Eighteen months out of residency and into outpatient psychiatry private practice, for the first time since before medical school, I’m coming home actually feeling a surplus of energy to put into my life outside of clinical practice. Sure, I did my best to maintain my interests and relationships during my training, but doing so felt like trying to wring blood from a stone.
A slight sense of boredom in the evening, oddly enough, is a victory now. I mean this in the sense of enjoying the all-but-forgotten sensation of wanting for more to do vs. feeling too emotionally exhausted for anything but slumping into the couch with a glass of wine, engrossed in “peak TV.”
It dawned on me: I think this is what not feeling burned-out feels like!
The following are indicators of the changes I’ve made as I’ve transitioned to a sustainable life. They are outcomes, not catalysts, as we would often have people believe when we counsel them on “healthy lifestyle choices.”
In the past year, I no longer depend on caffeine in the morning to compensate for poor sleep habits, that glass of wine after work to unwind, and online shopping for mental relief.
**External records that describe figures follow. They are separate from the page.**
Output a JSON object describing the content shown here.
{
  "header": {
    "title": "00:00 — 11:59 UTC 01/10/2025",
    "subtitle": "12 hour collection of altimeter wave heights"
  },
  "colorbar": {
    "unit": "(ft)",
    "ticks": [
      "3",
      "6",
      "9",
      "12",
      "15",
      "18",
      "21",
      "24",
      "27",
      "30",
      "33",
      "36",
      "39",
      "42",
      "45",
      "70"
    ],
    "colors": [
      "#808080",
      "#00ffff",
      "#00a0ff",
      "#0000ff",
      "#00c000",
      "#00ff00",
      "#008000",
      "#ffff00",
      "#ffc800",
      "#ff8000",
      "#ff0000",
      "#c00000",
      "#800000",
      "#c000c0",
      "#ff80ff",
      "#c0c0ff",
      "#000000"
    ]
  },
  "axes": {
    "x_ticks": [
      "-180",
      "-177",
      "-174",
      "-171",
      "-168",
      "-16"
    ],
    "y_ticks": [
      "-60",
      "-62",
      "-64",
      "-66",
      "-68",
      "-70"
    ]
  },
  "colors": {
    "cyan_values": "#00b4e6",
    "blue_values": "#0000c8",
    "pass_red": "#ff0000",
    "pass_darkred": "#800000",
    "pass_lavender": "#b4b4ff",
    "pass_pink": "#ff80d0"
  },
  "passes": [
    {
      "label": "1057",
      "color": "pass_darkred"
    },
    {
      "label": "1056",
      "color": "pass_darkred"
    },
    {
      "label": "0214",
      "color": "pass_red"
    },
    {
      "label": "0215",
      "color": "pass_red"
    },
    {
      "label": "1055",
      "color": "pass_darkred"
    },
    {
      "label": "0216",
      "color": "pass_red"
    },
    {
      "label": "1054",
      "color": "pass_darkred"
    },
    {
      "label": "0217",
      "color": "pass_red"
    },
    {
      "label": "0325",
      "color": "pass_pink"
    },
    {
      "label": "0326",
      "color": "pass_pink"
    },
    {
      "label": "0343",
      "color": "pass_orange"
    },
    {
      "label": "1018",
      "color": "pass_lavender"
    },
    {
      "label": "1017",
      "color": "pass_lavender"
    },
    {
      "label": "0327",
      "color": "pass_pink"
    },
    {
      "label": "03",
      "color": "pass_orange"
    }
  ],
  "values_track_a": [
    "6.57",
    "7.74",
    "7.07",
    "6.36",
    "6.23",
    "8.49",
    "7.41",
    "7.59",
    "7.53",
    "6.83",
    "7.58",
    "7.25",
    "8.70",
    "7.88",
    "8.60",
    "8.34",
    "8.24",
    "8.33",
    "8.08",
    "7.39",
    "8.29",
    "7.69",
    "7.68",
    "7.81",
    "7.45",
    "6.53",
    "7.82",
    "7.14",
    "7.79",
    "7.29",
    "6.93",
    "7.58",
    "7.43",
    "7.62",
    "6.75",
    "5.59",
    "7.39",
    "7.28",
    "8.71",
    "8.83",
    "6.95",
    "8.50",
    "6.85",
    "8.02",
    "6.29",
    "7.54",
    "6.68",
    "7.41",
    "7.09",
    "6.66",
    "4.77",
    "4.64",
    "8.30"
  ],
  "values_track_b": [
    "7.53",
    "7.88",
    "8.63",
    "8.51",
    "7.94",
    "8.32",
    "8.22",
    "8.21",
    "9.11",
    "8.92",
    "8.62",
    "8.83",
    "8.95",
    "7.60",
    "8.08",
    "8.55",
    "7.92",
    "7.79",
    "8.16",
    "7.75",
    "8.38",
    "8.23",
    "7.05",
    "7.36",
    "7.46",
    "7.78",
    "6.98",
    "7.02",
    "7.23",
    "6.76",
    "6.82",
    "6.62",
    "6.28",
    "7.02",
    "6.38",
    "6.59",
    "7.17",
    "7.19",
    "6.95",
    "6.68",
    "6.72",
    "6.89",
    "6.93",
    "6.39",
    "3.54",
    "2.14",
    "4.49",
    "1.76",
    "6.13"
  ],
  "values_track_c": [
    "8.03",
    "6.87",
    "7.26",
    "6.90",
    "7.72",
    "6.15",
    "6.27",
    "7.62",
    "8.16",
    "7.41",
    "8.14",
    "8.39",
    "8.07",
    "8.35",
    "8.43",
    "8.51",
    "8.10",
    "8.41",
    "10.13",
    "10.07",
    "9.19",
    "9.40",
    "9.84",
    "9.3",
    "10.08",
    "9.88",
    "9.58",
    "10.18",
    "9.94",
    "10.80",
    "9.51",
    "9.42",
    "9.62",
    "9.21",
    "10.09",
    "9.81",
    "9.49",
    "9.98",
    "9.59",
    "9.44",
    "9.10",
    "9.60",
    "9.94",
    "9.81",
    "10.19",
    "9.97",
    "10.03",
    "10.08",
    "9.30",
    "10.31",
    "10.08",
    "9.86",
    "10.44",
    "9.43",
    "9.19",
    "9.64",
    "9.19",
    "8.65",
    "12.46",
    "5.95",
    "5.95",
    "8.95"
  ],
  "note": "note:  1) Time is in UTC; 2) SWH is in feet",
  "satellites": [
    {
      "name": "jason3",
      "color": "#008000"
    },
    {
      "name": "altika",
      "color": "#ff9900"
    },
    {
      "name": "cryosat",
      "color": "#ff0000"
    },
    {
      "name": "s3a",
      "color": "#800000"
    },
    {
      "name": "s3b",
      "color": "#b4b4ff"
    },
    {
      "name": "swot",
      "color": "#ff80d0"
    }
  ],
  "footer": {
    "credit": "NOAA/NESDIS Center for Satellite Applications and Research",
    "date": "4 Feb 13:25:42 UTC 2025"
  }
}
OK, I didn’t give up “peak TV” even though Game of Thrones is over, but I make mindful choices about when and how I enjoy it.
I’ve achieved the most consistent and effective sleep hygiene of my life and feel fully rested on 6.5 hours of sleep when I used to need 9 to feel OK. I wake up refreshed an extra hour early to start every weekday working on passion projects like writing and building my non-medical business. I walk 2 miles outdoors most days.
I no longer leave a signature trail of Diet Cherry Coke cans in my wake wherever I go and instead drink a lot more water. I eat my 5-a-day fruits and veggies and don’t consistently binge processed food in the evenings as I had for most of the past decade. I’m still working on a healthier relationship with food, but I generally don’t use it as a substance of abuse anymore.
Caffeine dependence, using alcohol to feel differently (even if used in moderation), compulsive online shopping, sleep deprivation alternating with oversleeping, consuming pseudo-foods in extreme quantity, passively flooding the senses with the experiential-equivalent of empty calories in the form of streaming video and social media are all maladaptive coping habits, self-medicating. While I found myself committing to working hard in order to change these habits throughout the year, I know I wouldn’t have succeeded or, frankly, even been sincerely motivated, if I hadn’t made other changes necessary for the sustainability of my emotional energy.
I’ve realized a lot of the advice we give in psychiatry, and other branches of medicine about giving up our vices, getting more active, improving our sleep, and eating healthier in order to feel better is actually backward. What has to happen first is identifying what in our lives isn’t sustainable. The behaviors are the best way our psyches know to cope with life circumstances or mental frameworks that we couldn’t bear if we were to experience them without numbing ourselves. We, and our patients, have to identify what our self-medication is protecting us from and find new solutions despite the unconscious terror that such a cure is worse than the disease. Only then can we turn away from self-medicating our anxiety, disillusionment, and emotional exhaustion, let alone trauma, with maladaptive behaviors.
What has made my life abundant in the last year is owning my autonomy to cultivate my patient population and limit my work hours. Despite being fortunate enough to be employed in a very flexible organization, it took me six months of not exercising this freedom before I realized I was playing out moralized narratives of indentured servitude cultivated in residency and being complicit in perpetuating my own burnout.
At that point, I wrapped my head around what my future would look like if I went on taking every case that taxed my emotional reserves to the extreme and threw hand grenades into my clinic workflow on a daily basis, getting in the way of my capacity to help even the most straight-forward cases which could benefit tremendously from first-line interventions and a modicum of empathy. I accepted that I don’t have a moral imperative not to turn anyone away, that it is OK to make choices that let my practice be what I want it to be, whatever that looks like. That embracing psychiatry as a “lifestyle specialty” is not selling out, it is investing in myself, as well as allowing me to help more people in a more compassionate way in the long run.
So, a year ago, I discharged about a dozen patients that had been contributing most to my burn out. I’ve been implementing more screening methods, and been more selective since then about who I’m willing to see for follow-up after an initial assessment. I set boundaries with patients in a way that makes my practice sustainable for me and accepted that it’s OK if my priorities don’t look the same as my colleagues’ and mentors’. We all had quirky attendings when we were in training. Now, I am letting myself have my quirks. I now block out 90 minutes at midday for admin time and at least 30 minutes away from my desk. Friday afternoons, I’m out of the office to work on things that make me feel whole.
I realize I’m fortunate to be able to make these changes within my current employment structure – I know not everyone can. Whatever autonomy you have, and it is likely that you have more than you let yourself believe, exercise it. If needed, accept that you’ll have to change your circumstances once you’ve changed your mindset. It is the path to truly enjoying your work and living life in a sustainable way.